01/12/2026
This! This! This! Amazing read and absolutely needs to be talked about more openly. I cringe when I see people thinking that “top notch care” is a stall and individual turnout. Horses deserve enriching lives. They deserve friends forage and freedom!
It is not a “privilege” to be able to have horses in turnout with other horses.
It is a privilege to have a horse in the first place, not a right.
It is troubling seeing people comment on posts advocating for some of the most basic needs of horses: friends, freedom and forage, and act like those who can provide these needs are just “fortunate.”
Choosing to get animals that we cannot meet the basic needs for is selfish.
Having a horse in the first place is a privilege.
We are not owed it. We are not promised it.

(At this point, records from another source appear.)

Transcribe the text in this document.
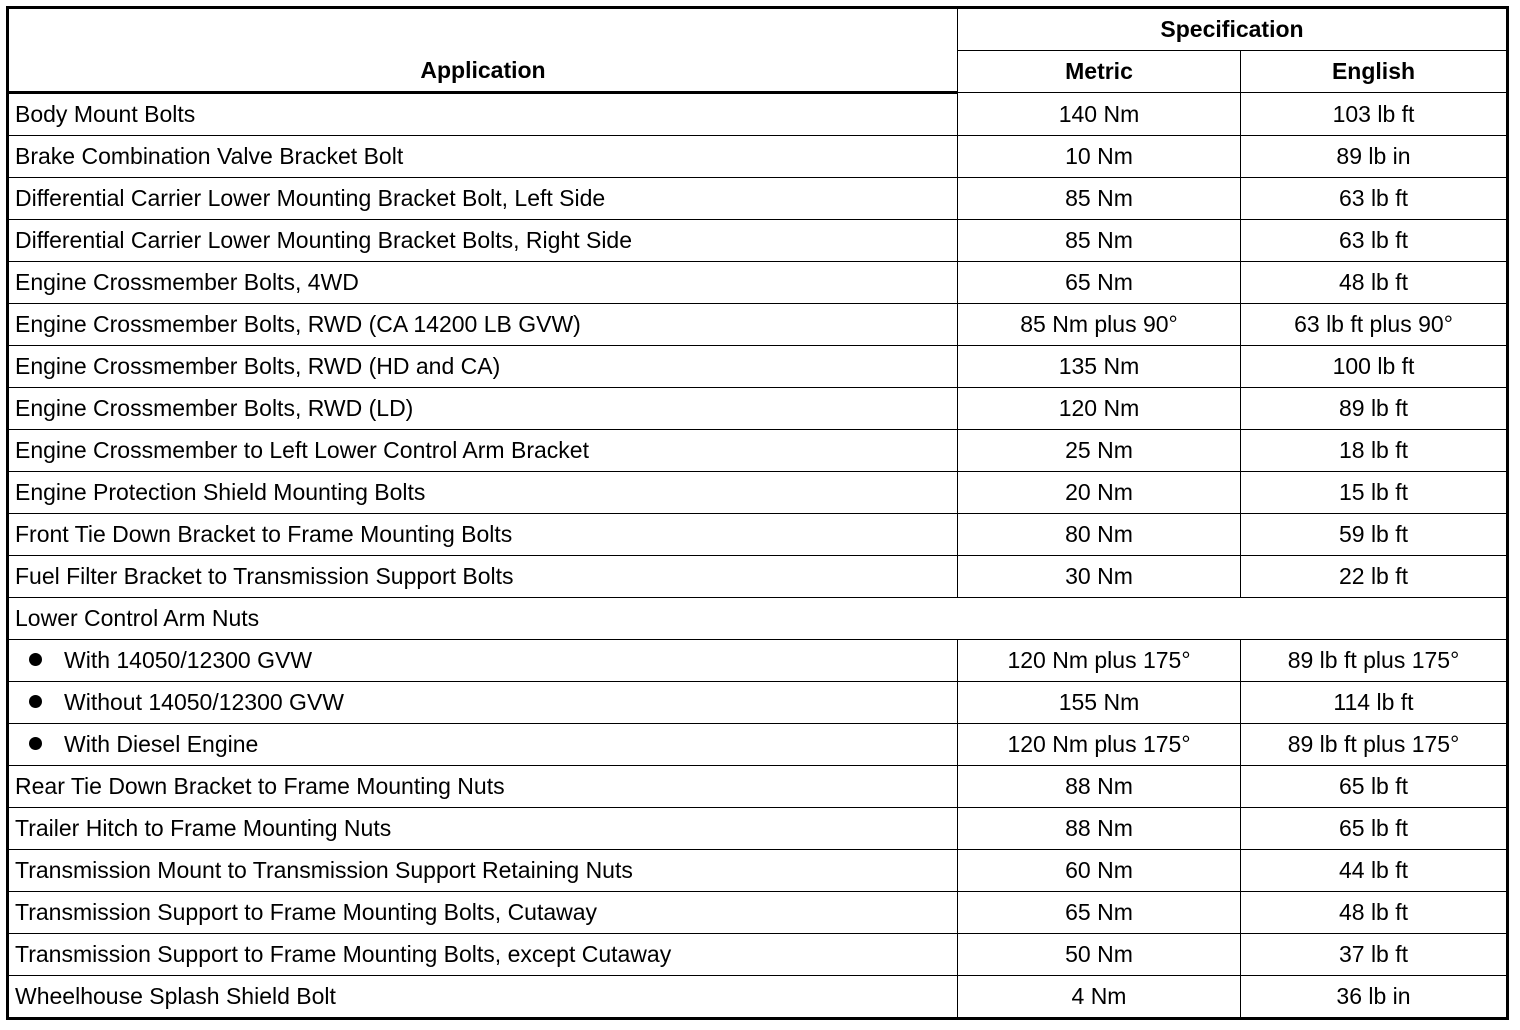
Application	Specification	
	Metric	English
Body Mount Bolts	140 Nm	103 lb ft
Brake Combination Valve Bracket Bolt	10 Nm	89 lb in
Differential Carrier Lower Mounting Bracket Bolt, Left Side	85 Nm	63 lb ft
Differential Carrier Lower Mounting Bracket Bolts, Right Side	85 Nm	63 lb ft
Engine Crossmember Bolts, 4WD	65 Nm	48 lb ft
Engine Crossmember Bolts, RWD (CA 14200 LB GVW)	85 Nm plus 90°	63 lb ft plus 90°
Engine Crossmember Bolts, RWD (HD and CA)	135 Nm	100 lb ft
Engine Crossmember Bolts, RWD (LD)	120 Nm	89 lb ft
Engine Crossmember to Left Lower Control Arm Bracket	25 Nm	18 lb ft
Engine Protection Shield Mounting Bolts	20 Nm	15 lb ft
Front Tie Down Bracket to Frame Mounting Bolts	80 Nm	59 lb ft
Fuel Filter Bracket to Transmission Support Bolts	30 Nm	22 lb ft
Lower Control Arm Nuts		
With 14050/12300 GVW	120 Nm plus 175°	89 lb ft plus 175°
Without 14050/12300 GVW	155 Nm	114 lb ft
With Diesel Engine	120 Nm plus 175°	89 lb ft plus 175°
Rear Tie Down Bracket to Frame Mounting Nuts	88 Nm	65 lb ft
Trailer Hitch to Frame Mounting Nuts	88 Nm	65 lb ft
Transmission Mount to Transmission Support Retaining Nuts	60 Nm	44 lb ft
Transmission Support to Frame Mounting Bolts, Cutaway	65 Nm	48 lb ft
Transmission Support to Frame Mounting Bolts, except Cutaway	50 Nm	37 lb ft
Wheelhouse Splash Shield Bolt	4 Nm	36 lb in
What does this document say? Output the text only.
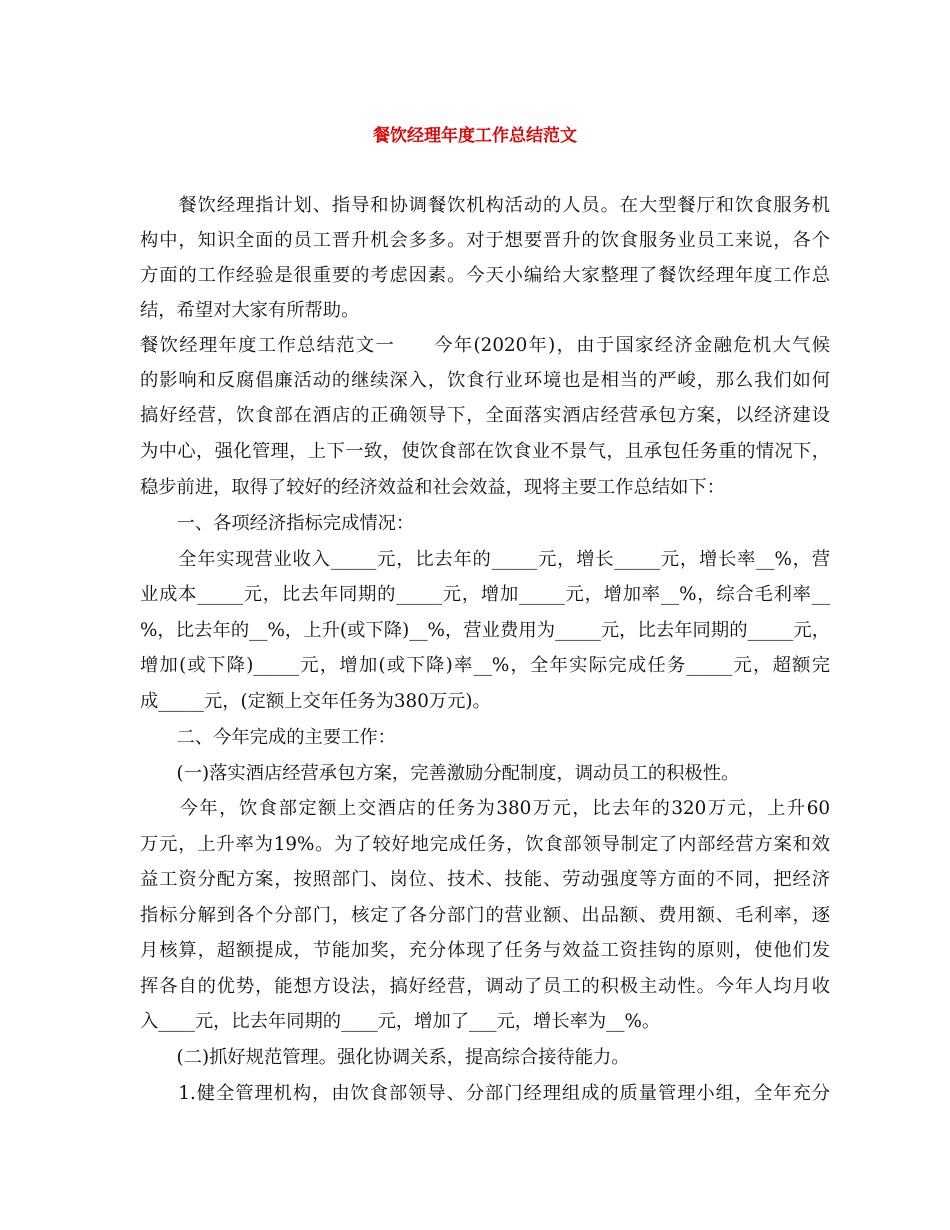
餐饮经理年度工作总结范文
　　餐饮经理指计划、指导和协调餐饮机构活动的人员。在大型餐厅和饮食服务机
构中，知识全面的员工晋升机会多多。对于想要晋升的饮食服务业员工来说，各个
方面的工作经验是很重要的考虑因素。今天小编给大家整理了餐饮经理年度工作总
结，希望对大家有所帮助。
餐饮经理年度工作总结范文一　　今年(2020年)，由于国家经济金融危机大气候
的影响和反腐倡廉活动的继续深入，饮食行业环境也是相当的严峻，那么我们如何
搞好经营，饮食部在酒店的正确领导下，全面落实酒店经营承包方案，以经济建设
为中心，强化管理，上下一致，使饮食部在饮食业不景气，且承包任务重的情况下，
稳步前进，取得了较好的经济效益和社会效益，现将主要工作总结如下：
　　一、各项经济指标完成情况：
　　全年实现营业收入_____元，比去年的_____元，增长_____元，增长率__%，营
业成本_____元，比去年同期的_____元，增加_____元，增加率__%，综合毛利率__
%，比去年的__%，上升(或下降)__%，营业费用为_____元，比去年同期的_____元，
增加(或下降)_____元，增加(或下降)率__%，全年实际完成任务_____元，超额完
成_____元，(定额上交年任务为380万元)。
　　二、今年完成的主要工作：
　　(一)落实酒店经营承包方案，完善激励分配制度，调动员工的积极性。
　　今年，饮食部定额上交酒店的任务为380万元，比去年的320万元，上升60
万元，上升率为19%。为了较好地完成任务，饮食部领导制定了内部经营方案和效
益工资分配方案，按照部门、岗位、技术、技能、劳动强度等方面的不同，把经济
指标分解到各个分部门，核定了各分部门的营业额、出品额、费用额、毛利率，逐
月核算，超额提成，节能加奖，充分体现了任务与效益工资挂钩的原则，使他们发
挥各自的优势，能想方设法，搞好经营，调动了员工的积极主动性。今年人均月收
入____元，比去年同期的____元，增加了___元，增长率为__%。
　　(二)抓好规范管理。强化协调关系，提高综合接待能力。
　　1.健全管理机构，由饮食部领导、分部门经理组成的质量管理小组，全年充分
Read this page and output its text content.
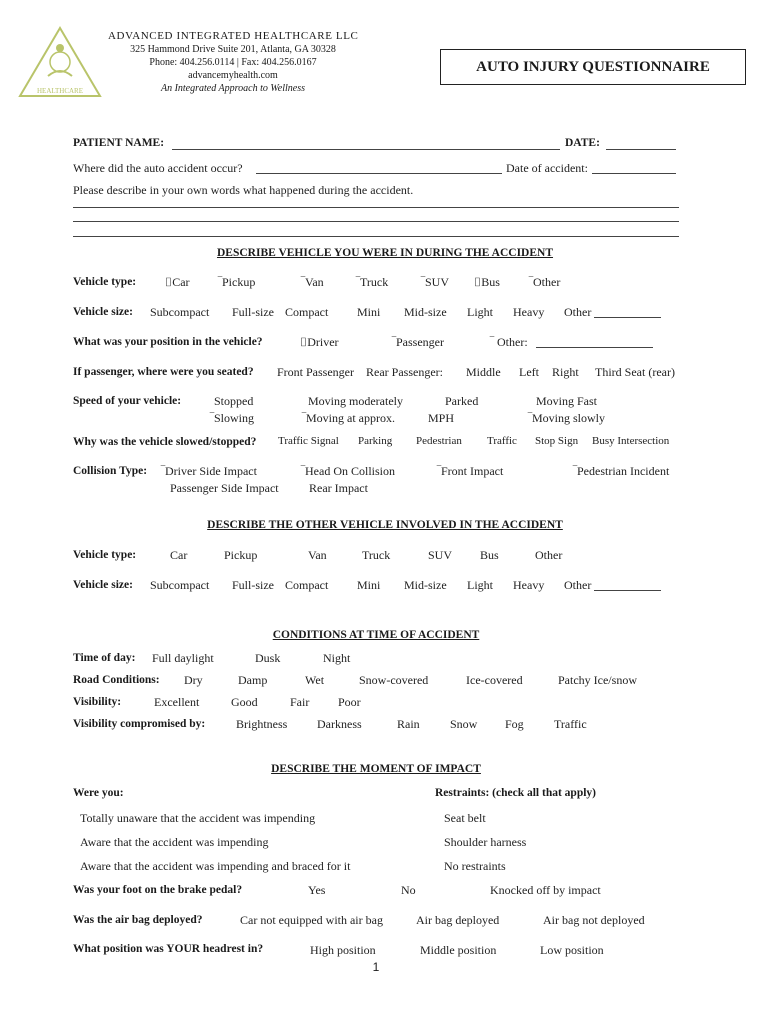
HEALTHCARE
ADVANCED INTEGRATED HEALTHCARE LLC
325 Hammond Drive Suite 201, Atlanta, GA 30328
Phone: 404.256.0114 | Fax: 404.256.0167
advancemyhealth.com
An Integrated Approach to Wellness
AUTO INJURY QUESTIONNAIRE
PATIENT NAME:	DATE:
Where did the auto accident occur?	Date of accident:
Please describe in your own words what happened during the accident.
DESCRIBE VEHICLE YOU WERE IN DURING THE ACCIDENT
Vehicle type: ⌷Car ‾Pickup	‾Van	‾Truck	‾SUV ⌷Bus ‾Other
Vehicle size: Subcompact Full-size Compact Mini Mid-size Light Heavy Other
What was your position in the vehicle?	⌷Driver	‾Passenger	‾ Other:
If passenger, where were you seated? Front Passenger Rear Passenger: Middle Left Right Third Seat (rear)
Speed of your vehicle:	Stopped	Moving moderately	Parked	Moving Fast
‾Slowing	‾Moving at approx.	MPH	‾Moving slowly
Why was the vehicle slowed/stopped? Traffic Signal Parking Pedestrian Traffic Stop Sign Busy Intersection
Collision Type: ‾Driver Side Impact	‾Head On Collision	‾Front Impact	‾Pedestrian Incident
Passenger Side Impact	Rear Impact
DESCRIBE THE OTHER VEHICLE INVOLVED IN THE ACCIDENT
Vehicle type:	Car	Pickup	Van	Truck	SUV Bus	Other
Vehicle size: Subcompact Full-size Compact Mini Mid-size Light Heavy Other
CONDITIONS AT TIME OF ACCIDENT
Time of day: Full daylight	Dusk	Night
Road Conditions: Dry	Damp	Wet	Snow-covered	Ice-covered	Patchy Ice/snow
Visibility:	Excellent	Good	Fair Poor
Visibility compromised by:	Brightness Darkness	Rain	Snow Fog	Traffic
DESCRIBE THE MOMENT OF IMPACT
Were you:	Restraints: (check all that apply)
Totally unaware that the accident was impending
Aware that the accident was impending
Aware that the accident was impending and braced for it
Seat belt
Shoulder harness
No restraints
Was your foot on the brake pedal?	Yes	No	Knocked off by impact
Was the air bag deployed?	Car not equipped with air bag	Air bag deployed	Air bag not deployed
What position was YOUR headrest in?	High position	Middle position	Low position
1
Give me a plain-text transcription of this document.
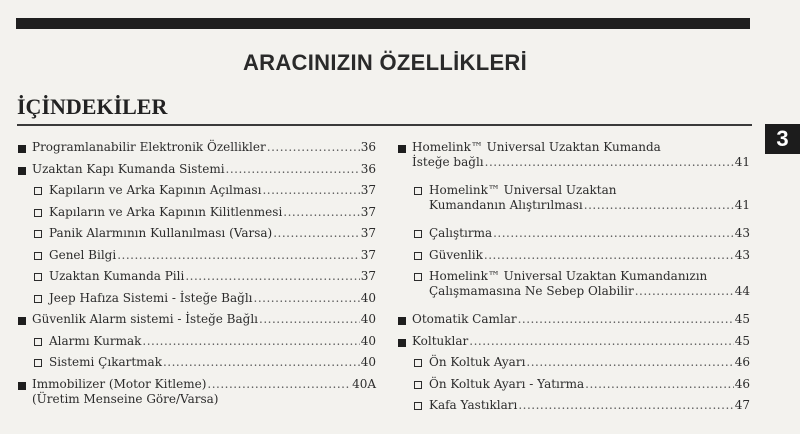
3
ARACINIZIN ÖZELLİKLERİ
İÇİNDEKİLER
Programlanabilir Elektronik Özellikler .....	36
Uzaktan Kapı Kumanda Sistemi .....	36
Kapıların ve Arka Kapının Açılması .....	37
Kapıların ve Arka Kapının Kilitlenmesi .....	37
Panik Alarmının Kullanılması (Varsa) .....	37
Genel Bilgi .....	37
Uzaktan Kumanda Pili .....	37
Jeep Hafıza Sistemi - İsteğe Bağlı .....	40
Güvenlik Alarm sistemi - İsteğe Bağlı .....	40
Alarmı Kurmak .....	40
Sistemi Çıkartmak .....	40
Immobilizer (Motor Kitleme) .....	40A
(Üretim Menseine Göre/Varsa)
Homelink™ Universal Uzaktan Kumanda
İsteğe bağlı .....	41
Homelink™ Universal Uzaktan
Kumandanın Alıştırılması .....	41
Çalıştırma .....	43
Güvenlik .....	43
Homelink™ Universal Uzaktan Kumandanızın
Çalışmamasına Ne Sebep Olabilir .....	44
Otomatik Camlar .....	45
Koltuklar .....	45
Ön Koltuk Ayarı .....	46
Ön Koltuk Ayarı - Yatırma .....	46
Kafa Yastıkları .....	47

So, the act of choosing to get a horse anyways even knowing that one can only offer complete isolation and tiny spaces is selfish.
It’s not for the horse at all, it’s for the human.
We shouldn’t feel so entitled to access of horses that we feel we are in the right to get one even when we can only offer care that’s so closely correlated with an abundance of welfare issues.
Group turnout and space to move doesn’t only have to look like a massive herd on 100 acres of grass.
It can be a couple of horses on a track system.
It can be a dry lot with hay areas.
There are many options.
But, bottom line: horses deserve enriching lives where their innate species needs are taken seriously.
It is a devastating travesty that so many horses will never know the freedom of getting to run and play of their own accord and will only ever have access to enough space to canter when a rider is seated on them controlling them.
Riding can never and will never make up for autonomous movement.
Choice (freedom) is intrinsically important.
So, no, it isn’t a privilege to provide the basic needs of the horse.
It’s a privilege to have a horse in the first place.